Well, here are groups of the simpler cases, which should be sufficient for the time being...
\do{Arabic}{"0600}{"06FF}
\do{ArabicExtendedA}{"08A0}{"08FF}
\do{ArabicPresentationFormsA}{"0FB50}{"0FDFF}
\do{ArabicPresentationFormsB}{"0FE70}{"0FEFF}
\do{ArabicSupplement}{"0750}{"077F}
\do{Bamum}{"0A6A0}{"0A6FF}
\do{BamumSupplement}{"016800}{"016A3F}
\do{BasicLatin}{"0020}{"007F} % 0000..007F in Unicode standard
\do{LatinExtendedA}{"0100}{"017F}
\do{LatinExtendedAdditional}{"01E00}{"01EFF}
\do{LatinExtendedB}{"0180}{"024F}
\do{LatinExtendedC}{"02C60}{"02C7F}
\do{LatinExtendedD}{"0A720}{"0A7FF}
\do{LatinExtendedE}{"0AB30}{"0AB6F}
\do{LatinSupplement}{"0080}{"00FF}
\do{Bopomofo}{"03100}{"0312F}
\do{BopomofoExtended}{"031A0}{"031BF}
\do{Cherokee}{"013A0}{"013FF}
\do{CherokeeSupplement}{"0AB70}{"0ABBF}
\do{Coptic}{"02C80}{"02CFF}
\do{CopticEpactNumbers}{"0102E0}{"0102FF}
\do{Cyrillic}{"0400}{"04FF}
\do{CyrillicExtendedA}{"02DE0}{"02DFF}
\do{CyrillicExtendedB}{"0A640}{"0A69F}
\do{CyrillicSupplement}{"0500}{"052F}
\do{Devanagari}{"0900}{"097F}
\do{DevanagariExtended}{"0A8E0}{"0A8FF}
\do{Ethiopic}{"01200}{"0137F}
\do{EthiopicExtended}{"02D80}{"02DDF}
\do{EthiopicExtendedA}{"0AB00}{"0AB2F}
\do{EthiopicSupplement}{"01380}{"0139F}
\do{Georgian}{"010A0}{"010FF}
\do{GeorgianSupplement}{"02D00}{"02D2F}
\do{GreekAndCoptic}{"0370}{"03FF}
\do{GreekExtended}{"01F00}{"01FFF}
\do{HangulCompatibilityJamo}{"03130}{"0318F}
\do{HangulJamo}{"01100}{"011FF}
\do{HangulJamoExtendedA}{"0A960}{"0A97F}
\do{HangulJamoExtendedB}{"0D7B0}{"0D7FF}
\do{HangulSyllables}{"0AC00}{"0D7AF}
\do{Khmer}{"01780}{"017FF}
\do{KhmerSymbols}{"019E0}{"019FF}
\do{MeeteiMayek}{"0ABC0}{"0ABFF}
\do{MeeteiMayekExtensions}{"0AAE0}{"0AAFF}
\do{Myanmar}{"01000}{"0109F}
\do{MyanmarExtendedA}{"0AA60}{"0AA7F}
\do{MyanmarExtendedB}{"0A9E0}{"0A9FF}
\do{Sinhala}{"0D80}{"0DFF}
\do{SinhalaArchaicNumbers}{"0111E0}{"0111FF}
\do{Sundanese}{"01B80}{"01BBF}
\do{SundaneseSupplement}{"01CC0}{"01CCF}
\do{UnifiedCanadianAboriginalSyllabics}{"01400}{"0167F}
\do{UnifiedCanadianAboriginalSyllabicsExtended}{"018B0}{"018FF}
thanks!
Given the v2.1 release for ucharclasses so it works with XeTeX 0.99996, would you be willing to rebase this PR?
Rebased.
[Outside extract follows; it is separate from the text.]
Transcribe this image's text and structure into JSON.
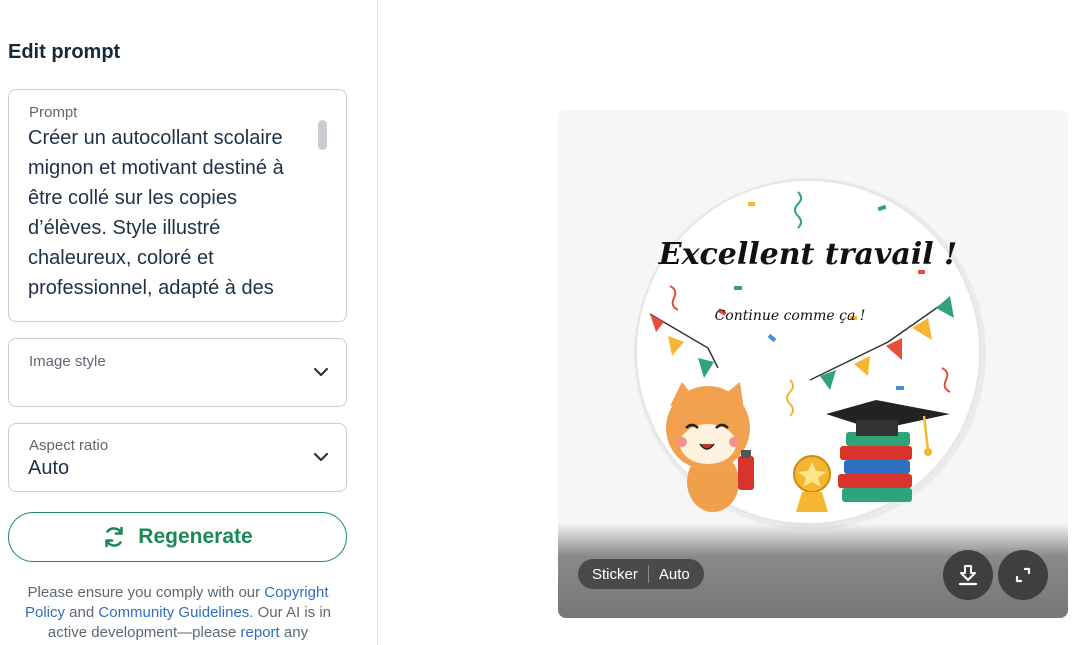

There's now also code to cater for the LaTeX override, using code suggested by David Carlisle.
It's not clear to me what you mean with 'duplication'. Please elaborate.
On line 44 we have:
\ifdefined\XeTeXinterwordspaceshaping
\def\newXeTeXintercharclass{%
\e@alloc\XeTeXcharclass\chardef\xe@alloc@intercharclass\m@ne{4095 }}
\fi
but the 0.99994 fix also introduced this on line 806:
\ifdefined\XeTeXinterwordspaceshaping
\chardef\@ucharclass@boundary=4095 %
\else
\chardef\@ucharclass@boundary=\@cclv
\fi
looking at it closer that's not duplication, but should those two things be grouped into a single \ifdefined...\fi
block?
Probably yes; it would be a minor follow-up patch.
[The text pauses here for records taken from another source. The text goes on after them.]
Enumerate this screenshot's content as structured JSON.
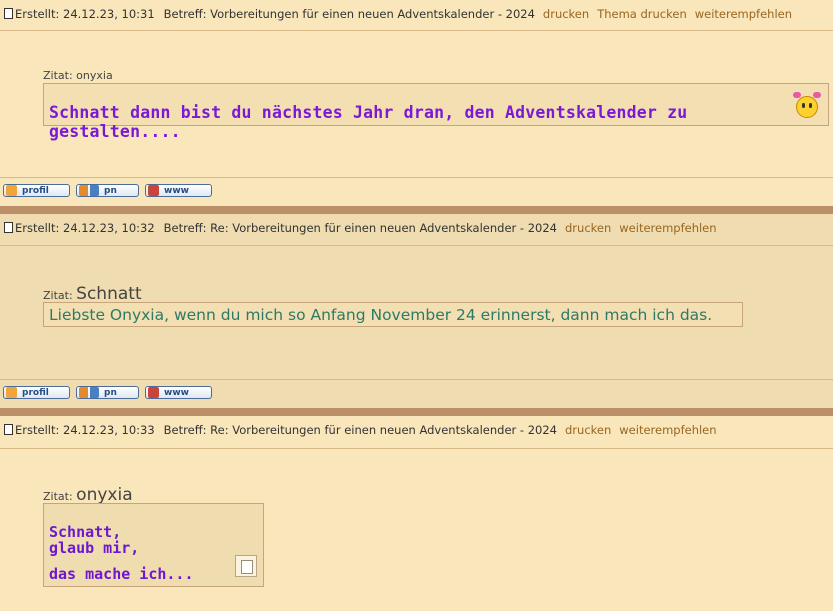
{
  "posts": [
    {
      "created": "Erstellt: 24.12.23, 10:31",
      "subject": "Betreff: Vorbereitungen für einen neuen Adventskalender - 2024",
      "links": [
        "drucken",
        "Thema drucken",
        "weiterempfehlen"
      ],
      "quote_label": "Zitat:",
      "quote_author": "onyxia",
      "quote_text": "Schnatt dann bist du nächstes Jahr dran, den Adventskalender zu gestalten...."
    },
    {
      "created": "Erstellt: 24.12.23, 10:32",
      "subject": "Betreff: Re: Vorbereitungen für einen neuen Adventskalender - 2024",
      "links": [
        "drucken",
        "weiterempfehlen"
      ],
      "quote_label": "Zitat:",
      "quote_author": "Schnatt",
      "quote_text": "Liebste Onyxia, wenn du mich so Anfang November 24 erinnerst, dann mach ich das."
    },
    {
      "created": "Erstellt: 24.12.23, 10:33",
      "subject": "Betreff: Re: Vorbereitungen für einen neuen Adventskalender - 2024",
      "links": [
        "drucken",
        "weiterempfehlen"
      ],
      "quote_label": "Zitat:",
      "quote_author": "onyxia",
      "quote_lines": [
        "Schnatt,",
        "glaub mir,",
        "das mache ich..."
      ]
    }
  ],
  "buttons": {
    "profil": "profil",
    "pn": "pn",
    "www": "www"
  },
  "colors": {
    "background": "#f9e6bb",
    "separator": "#bb8f68",
    "link": "#99661f",
    "quote_purple": "#7a19d6",
    "quote_green": "#2d7a67"
  }
}
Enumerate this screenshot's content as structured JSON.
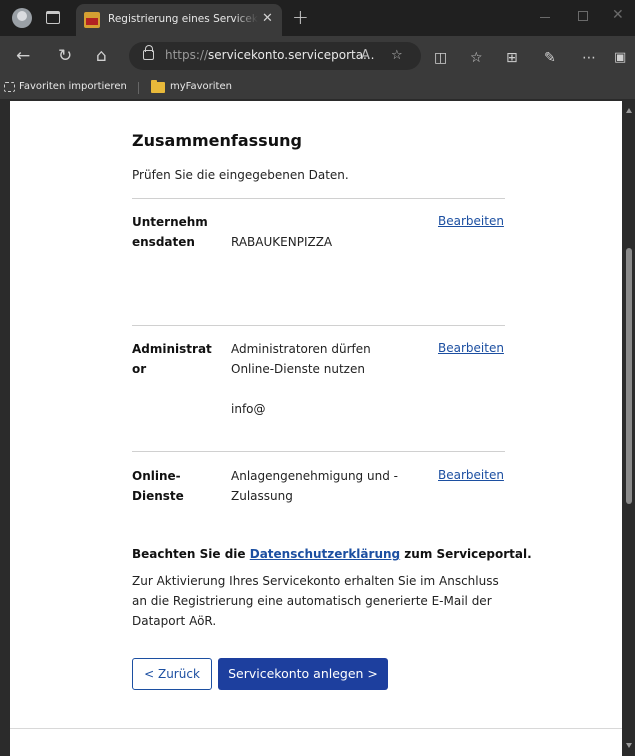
{
  "browser": {
    "tab_title": "Registrierung eines Servicekonto",
    "url_prefix": "https://",
    "url_host": "servicekonto.serviceporta...",
    "favorites": {
      "import_label": "Favoriten importieren",
      "folder_label": "myFavoriten"
    }
  },
  "page": {
    "title": "Zusammenfassung",
    "subtitle": "Prüfen Sie die eingegebenen Daten.",
    "sections": [
      {
        "label": "Unternehmensdaten",
        "value": "RABAUKENPIZZA",
        "edit_label": "Bearbeiten"
      },
      {
        "label": "Administrator",
        "value": "Administratoren dürfen Online-Dienste nutzen",
        "value2": "info@",
        "edit_label": "Bearbeiten"
      },
      {
        "label": "Online-Dienste",
        "value": "Anlagengenehmigung und -Zulassung",
        "edit_label": "Bearbeiten"
      }
    ],
    "notice": {
      "prefix": "Beachten Sie die ",
      "link": "Datenschutzerklärung",
      "suffix": " zum Serviceportal.",
      "text": "Zur Aktivierung Ihres Servicekonto erhalten Sie im Anschluss an die Registrierung eine automatisch generierte E-Mail der Dataport AöR."
    },
    "buttons": {
      "back": "< Zurück",
      "create": "Servicekonto anlegen >"
    }
  }
}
wfm, I've filed https://github.com/Pomax/ucharclasses/issues/17 for that purposes and will merge this in. Would you like to be credited in the .sty file and README for the v2.2 update this will lead to?
Please revise; some decisions might be questionable.